What is nature, where does it begin, and how is it inscribed in the human world? Beginning with these questions, Khatskevich abstracts her observations into templates. This form of reduction is also found in research, where natural blueprints are used to serve technical purposes or commercial interests. The abstract and stylized copies in Khatskevich’s work, however, are always legible as imitations. They are collaged, superimposed, and merge together. The work thus becomes both a cipher and translation of the same thing—an image and a reproduction of nature in one.

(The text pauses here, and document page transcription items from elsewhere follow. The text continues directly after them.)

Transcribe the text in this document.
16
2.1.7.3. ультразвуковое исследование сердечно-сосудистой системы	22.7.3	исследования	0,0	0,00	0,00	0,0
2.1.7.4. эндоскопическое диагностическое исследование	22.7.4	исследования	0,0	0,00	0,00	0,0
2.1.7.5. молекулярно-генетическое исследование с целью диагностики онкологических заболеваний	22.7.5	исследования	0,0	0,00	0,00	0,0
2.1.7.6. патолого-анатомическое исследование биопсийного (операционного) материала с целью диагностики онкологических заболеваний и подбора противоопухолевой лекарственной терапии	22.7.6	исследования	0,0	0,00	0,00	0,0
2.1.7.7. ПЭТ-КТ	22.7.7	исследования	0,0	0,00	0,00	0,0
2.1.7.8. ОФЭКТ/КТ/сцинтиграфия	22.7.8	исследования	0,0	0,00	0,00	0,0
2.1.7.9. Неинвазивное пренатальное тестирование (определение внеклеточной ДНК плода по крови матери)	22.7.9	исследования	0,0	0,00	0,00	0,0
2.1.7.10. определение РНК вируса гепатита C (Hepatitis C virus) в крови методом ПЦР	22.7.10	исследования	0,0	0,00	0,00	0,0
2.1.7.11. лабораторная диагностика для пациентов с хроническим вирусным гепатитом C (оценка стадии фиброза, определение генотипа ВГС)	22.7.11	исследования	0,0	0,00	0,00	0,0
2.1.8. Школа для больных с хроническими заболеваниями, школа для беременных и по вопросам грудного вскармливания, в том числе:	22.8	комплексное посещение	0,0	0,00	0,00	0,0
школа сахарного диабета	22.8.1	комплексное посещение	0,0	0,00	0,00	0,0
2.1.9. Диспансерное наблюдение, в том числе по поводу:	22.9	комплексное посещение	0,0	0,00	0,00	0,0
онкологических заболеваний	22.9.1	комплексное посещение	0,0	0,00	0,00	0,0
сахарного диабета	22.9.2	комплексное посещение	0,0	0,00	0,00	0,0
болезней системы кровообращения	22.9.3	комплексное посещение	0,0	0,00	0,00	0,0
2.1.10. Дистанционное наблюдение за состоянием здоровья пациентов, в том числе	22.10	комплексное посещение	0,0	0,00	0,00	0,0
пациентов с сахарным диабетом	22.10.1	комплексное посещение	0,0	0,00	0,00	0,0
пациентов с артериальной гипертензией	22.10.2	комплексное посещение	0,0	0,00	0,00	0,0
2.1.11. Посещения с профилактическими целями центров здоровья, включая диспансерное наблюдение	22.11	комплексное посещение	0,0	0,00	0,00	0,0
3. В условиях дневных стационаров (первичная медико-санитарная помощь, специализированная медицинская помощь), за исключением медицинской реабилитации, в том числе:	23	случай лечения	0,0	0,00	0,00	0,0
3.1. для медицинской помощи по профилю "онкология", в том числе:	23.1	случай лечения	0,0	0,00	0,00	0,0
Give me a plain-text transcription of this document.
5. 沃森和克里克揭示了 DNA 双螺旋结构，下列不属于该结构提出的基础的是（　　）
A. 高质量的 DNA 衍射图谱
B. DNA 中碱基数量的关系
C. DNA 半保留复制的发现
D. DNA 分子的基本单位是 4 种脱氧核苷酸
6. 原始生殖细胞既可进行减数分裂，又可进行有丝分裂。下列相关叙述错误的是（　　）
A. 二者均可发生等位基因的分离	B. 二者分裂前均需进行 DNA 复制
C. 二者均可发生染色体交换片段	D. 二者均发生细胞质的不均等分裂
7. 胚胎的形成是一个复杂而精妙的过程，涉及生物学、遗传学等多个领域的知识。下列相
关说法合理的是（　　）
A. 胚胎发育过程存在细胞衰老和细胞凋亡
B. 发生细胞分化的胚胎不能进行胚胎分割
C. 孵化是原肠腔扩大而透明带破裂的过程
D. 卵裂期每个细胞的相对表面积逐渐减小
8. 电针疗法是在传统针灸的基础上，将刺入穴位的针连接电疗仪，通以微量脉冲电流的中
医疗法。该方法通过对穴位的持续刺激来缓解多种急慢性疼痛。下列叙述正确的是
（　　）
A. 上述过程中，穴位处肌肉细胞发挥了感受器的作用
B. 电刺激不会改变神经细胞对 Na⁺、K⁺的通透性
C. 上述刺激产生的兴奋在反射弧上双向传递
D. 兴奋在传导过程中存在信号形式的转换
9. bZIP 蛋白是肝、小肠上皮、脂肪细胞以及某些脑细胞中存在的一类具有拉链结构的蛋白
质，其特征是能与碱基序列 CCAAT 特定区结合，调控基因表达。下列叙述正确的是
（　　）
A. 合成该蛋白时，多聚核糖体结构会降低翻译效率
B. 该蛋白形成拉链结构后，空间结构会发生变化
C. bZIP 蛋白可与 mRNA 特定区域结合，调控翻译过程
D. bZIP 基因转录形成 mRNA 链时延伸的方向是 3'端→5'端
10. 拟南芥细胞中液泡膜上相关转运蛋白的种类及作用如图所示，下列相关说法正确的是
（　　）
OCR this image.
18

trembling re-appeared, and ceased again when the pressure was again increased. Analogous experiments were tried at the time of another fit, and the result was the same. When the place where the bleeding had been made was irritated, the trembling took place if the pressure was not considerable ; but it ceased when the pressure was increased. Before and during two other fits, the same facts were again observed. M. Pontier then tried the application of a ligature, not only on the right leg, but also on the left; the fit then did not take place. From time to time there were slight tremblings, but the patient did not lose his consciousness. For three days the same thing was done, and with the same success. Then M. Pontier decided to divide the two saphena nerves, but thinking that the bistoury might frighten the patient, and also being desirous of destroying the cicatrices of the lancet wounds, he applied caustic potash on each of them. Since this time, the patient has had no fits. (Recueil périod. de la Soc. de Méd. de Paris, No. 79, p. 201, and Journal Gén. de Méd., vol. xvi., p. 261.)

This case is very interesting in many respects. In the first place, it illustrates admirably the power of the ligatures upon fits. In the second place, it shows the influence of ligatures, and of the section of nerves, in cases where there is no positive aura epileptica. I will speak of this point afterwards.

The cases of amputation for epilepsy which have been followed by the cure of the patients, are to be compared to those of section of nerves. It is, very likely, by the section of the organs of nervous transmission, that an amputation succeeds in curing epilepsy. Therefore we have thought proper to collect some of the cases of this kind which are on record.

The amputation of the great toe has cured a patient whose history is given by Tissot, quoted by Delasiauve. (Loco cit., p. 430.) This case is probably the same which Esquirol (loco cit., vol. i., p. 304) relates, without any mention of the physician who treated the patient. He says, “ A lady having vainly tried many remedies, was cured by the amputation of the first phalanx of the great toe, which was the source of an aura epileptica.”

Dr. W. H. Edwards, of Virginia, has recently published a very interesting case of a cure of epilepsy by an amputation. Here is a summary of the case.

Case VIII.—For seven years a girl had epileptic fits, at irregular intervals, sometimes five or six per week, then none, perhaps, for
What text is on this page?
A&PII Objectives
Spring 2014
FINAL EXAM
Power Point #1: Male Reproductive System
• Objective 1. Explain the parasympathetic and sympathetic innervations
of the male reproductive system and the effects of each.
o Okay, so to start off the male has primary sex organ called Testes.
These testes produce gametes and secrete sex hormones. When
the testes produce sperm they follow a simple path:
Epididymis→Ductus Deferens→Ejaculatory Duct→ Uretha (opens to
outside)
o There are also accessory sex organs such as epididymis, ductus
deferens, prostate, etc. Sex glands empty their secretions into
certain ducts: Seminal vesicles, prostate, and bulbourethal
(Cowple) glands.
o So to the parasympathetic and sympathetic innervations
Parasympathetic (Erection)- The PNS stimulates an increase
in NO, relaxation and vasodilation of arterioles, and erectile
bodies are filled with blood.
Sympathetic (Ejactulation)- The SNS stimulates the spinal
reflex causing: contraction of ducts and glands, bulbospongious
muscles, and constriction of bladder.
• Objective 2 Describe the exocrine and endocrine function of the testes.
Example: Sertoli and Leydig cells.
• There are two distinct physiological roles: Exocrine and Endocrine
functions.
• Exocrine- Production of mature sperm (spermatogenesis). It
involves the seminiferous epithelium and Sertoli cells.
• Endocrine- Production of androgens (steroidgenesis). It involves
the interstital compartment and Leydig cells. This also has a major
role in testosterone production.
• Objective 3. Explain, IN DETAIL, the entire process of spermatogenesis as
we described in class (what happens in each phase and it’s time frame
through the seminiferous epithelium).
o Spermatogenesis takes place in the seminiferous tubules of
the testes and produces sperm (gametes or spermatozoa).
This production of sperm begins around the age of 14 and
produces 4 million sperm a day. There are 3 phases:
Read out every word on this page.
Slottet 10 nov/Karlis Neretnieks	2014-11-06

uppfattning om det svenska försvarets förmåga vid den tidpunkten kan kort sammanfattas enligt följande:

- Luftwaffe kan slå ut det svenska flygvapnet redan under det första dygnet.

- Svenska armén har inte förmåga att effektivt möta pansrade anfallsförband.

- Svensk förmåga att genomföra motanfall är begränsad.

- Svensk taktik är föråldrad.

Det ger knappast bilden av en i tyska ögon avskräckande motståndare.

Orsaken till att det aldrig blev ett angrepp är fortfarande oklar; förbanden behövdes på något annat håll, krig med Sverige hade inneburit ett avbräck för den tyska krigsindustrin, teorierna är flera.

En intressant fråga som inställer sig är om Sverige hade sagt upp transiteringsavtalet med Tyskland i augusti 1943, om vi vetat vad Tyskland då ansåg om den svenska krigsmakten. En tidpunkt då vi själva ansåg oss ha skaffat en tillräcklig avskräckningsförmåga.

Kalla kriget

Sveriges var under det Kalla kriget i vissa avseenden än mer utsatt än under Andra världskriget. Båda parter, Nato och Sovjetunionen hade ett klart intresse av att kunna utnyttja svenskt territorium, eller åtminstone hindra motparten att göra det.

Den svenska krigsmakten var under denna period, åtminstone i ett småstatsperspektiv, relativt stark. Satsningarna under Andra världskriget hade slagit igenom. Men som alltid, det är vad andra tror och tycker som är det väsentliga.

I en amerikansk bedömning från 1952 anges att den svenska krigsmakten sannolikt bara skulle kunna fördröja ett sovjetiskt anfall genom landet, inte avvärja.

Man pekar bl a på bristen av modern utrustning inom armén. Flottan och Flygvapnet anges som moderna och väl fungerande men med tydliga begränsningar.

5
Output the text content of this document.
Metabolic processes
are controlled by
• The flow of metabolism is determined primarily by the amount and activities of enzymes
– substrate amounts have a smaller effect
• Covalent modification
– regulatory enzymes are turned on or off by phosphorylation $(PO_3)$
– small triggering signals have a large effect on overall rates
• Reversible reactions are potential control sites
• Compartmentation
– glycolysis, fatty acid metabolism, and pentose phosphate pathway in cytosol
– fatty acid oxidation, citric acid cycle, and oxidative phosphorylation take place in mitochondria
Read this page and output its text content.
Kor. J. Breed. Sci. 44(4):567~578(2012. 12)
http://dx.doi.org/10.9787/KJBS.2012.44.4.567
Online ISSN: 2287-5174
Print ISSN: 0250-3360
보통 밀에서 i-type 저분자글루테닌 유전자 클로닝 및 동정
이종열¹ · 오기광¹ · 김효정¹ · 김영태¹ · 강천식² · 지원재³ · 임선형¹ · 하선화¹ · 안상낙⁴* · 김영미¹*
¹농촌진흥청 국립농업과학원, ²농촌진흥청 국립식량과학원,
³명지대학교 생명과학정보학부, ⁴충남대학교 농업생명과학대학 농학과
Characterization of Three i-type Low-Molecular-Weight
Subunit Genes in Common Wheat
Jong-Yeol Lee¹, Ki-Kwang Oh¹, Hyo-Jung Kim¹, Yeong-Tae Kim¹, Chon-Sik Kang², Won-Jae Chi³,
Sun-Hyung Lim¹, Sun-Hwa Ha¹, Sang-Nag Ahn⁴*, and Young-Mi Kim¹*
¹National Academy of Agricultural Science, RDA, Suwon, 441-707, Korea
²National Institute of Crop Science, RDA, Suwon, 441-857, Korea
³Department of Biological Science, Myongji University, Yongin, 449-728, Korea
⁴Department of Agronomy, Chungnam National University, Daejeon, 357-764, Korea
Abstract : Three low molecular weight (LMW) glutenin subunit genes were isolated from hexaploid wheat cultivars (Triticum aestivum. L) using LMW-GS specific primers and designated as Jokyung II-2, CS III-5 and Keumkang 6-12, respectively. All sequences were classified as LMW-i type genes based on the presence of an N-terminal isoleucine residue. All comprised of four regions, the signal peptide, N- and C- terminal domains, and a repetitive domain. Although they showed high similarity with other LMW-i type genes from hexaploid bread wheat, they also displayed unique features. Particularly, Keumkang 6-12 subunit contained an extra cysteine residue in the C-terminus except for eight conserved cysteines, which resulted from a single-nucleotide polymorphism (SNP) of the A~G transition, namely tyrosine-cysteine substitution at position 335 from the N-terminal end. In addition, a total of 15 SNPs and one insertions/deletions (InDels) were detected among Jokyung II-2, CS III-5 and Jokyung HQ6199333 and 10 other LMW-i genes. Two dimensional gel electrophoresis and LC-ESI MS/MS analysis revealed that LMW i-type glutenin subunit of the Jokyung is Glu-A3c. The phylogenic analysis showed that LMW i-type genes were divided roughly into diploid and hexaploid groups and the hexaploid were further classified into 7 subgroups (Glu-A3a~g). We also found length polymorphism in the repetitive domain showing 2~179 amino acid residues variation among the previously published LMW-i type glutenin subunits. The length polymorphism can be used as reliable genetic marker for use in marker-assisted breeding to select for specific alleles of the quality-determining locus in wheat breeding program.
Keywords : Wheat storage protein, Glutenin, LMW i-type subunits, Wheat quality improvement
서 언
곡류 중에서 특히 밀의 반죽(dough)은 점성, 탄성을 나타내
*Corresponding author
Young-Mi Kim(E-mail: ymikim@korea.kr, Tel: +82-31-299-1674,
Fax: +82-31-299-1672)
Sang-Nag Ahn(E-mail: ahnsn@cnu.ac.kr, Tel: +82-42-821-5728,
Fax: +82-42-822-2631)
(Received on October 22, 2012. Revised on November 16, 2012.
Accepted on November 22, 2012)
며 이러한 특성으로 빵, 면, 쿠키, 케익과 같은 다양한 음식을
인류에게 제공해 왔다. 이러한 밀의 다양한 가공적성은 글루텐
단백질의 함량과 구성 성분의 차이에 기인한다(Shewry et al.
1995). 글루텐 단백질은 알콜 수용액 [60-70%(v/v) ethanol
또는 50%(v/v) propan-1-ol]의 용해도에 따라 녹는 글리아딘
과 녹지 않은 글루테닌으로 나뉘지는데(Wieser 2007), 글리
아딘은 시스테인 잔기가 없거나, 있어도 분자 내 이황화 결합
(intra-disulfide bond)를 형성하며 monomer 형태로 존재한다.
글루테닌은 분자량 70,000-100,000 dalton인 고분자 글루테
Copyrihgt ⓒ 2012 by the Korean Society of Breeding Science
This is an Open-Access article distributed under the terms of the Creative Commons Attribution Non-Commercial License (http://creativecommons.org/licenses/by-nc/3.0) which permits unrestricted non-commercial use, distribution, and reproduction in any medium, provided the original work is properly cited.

In the installation The Coldest Sound, the viewer enters a place that draws on the structural principles of nature, embracing and continuing them. They encounter chains hanging from the ceiling and spread throughout the room. Fabrics printed with patterns sprawl out like bodies. Piles of earth settle on the floor like sediments, accumulating first into sand and then into glass. Rising in the midst of this landscape and growing out of the same earth is a ceramic structure. Using a machine printing process, Khatskevich shapes clay—an ancient and natural raw material—into an artificial reproduction of one of the most fundamental biological forms: the double helix. The surface of the sculpture becomes a technical facade, reflecting the human appropriation of nature. While the free-standing spiral is trussed and held by ropes, smaller, individual pieces can be found around it like building blocks.